Progress of Banking in India after nationalization (1969)

Introduction
After nationalization, the breath and scope of the Indian banking sector expanded at a rate perhaps unmatched by any other country. Indian banking has been remarkably successful at achieving mass participation. Between the time of 1969 nationalization and the present over 58,000 bank branches were opened in India. There new branches as of March 2003, had mobilized over 9 trillion Rupees in deposits; which represents; which represents the over whelming majority of deposits in Indian banks.
Before And After Nationalization
Development of banking in India came into its stride in the 60’s. Bank deposits began to increase much faster than national income. The ratio of bank deposits to national income rose from 14.7 in 1960 to 16.6 in 1969. This relatively faster growth of deposits was due to three factor mainly.
·        Spread of banking habit
·        Expansion of branch network which provided a service many centers which were earlier unbanked, and
·         Increase in Interest on bank deposits which made them more attractive than other forms of investment.

The Growth of Branches
In the first Annual report on trend and of Banking in India for 1949, the Reserve Bank of India complained that “the developments of branch banking in the country has been lopsided and where as some areas seem to possess more than adequate banking facilities, other are undeveloped of underdeveloped from the point of view of banking business.

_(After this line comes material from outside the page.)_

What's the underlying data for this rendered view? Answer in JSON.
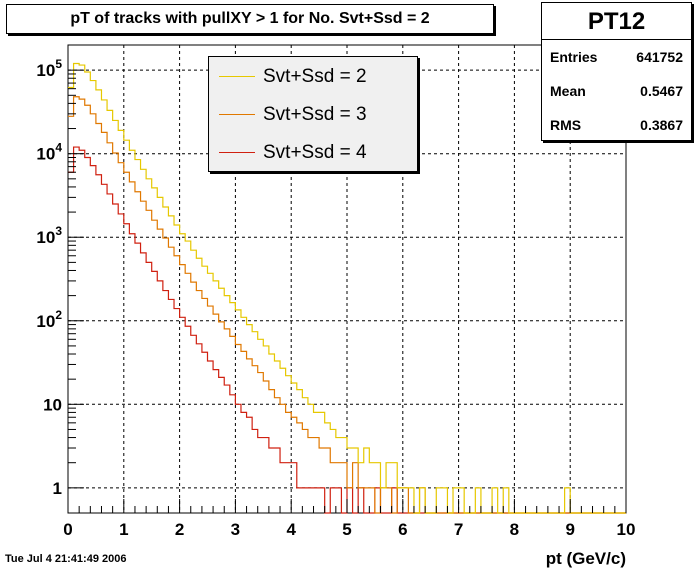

In 1962 an important step was taken on branch licensing. The banks were divided into three categories. That is
i.                    All India Banks.
ii.                 Large Regional banks and
iii.               Small regional banks three branch expansion programmes were launched each spanning a period of about two three years.
Lead bank scheme
The gargil study group appointed in 1969 to study the organizational frame work for the implementation of social objectives the report recommended that an organized effort should be made by the banking institutions to plug the credit gaps in rural areas under this scheme, the geographical coverage of branch banking got a further impetus with special emphasis on rural areas.
Promotional Agencies
They confined their operations largely to a few sectors such as industry and trade. Agriculture, small scale industries etc… which constitute the foundation of our economy, by and large, were not able to receive the desired financial support. The cooperative banks, which were entrusted with the task of looking after the credit requirements of the agricultural sector, did not fully succeed.
Credit to Priority Sectors
The first operationally significant step taken by the governments after nationalization, was the identification of certain sectors, namely agriculture, small scale industries, retail trade, small business, road and water transport operators, self employed and professionals, exports, and educations, as priority sectors which were to be given loans at concessional terms. Credit allocation was deliberately changed in favour of these sectors.
Assets and Liabilities
Commercial banks apart from providing a vital service, are business enterprises and should therefore conduct their affairs in such a manner as to conform to efficient business norms, both in collecting funds from different sources of funds are deposits, borrowing, profits, etc… The avenues for utilizing these funds are loans and advances and investments in securities etc…
The source and use of funds need to be such as to keep the banks liquid and profitable. Unlike the non-banking institutions, the bankers ought to give more attention to these two conflicting aspects of business viz liquidity and profitability because of the special nature of the deposits and the advances.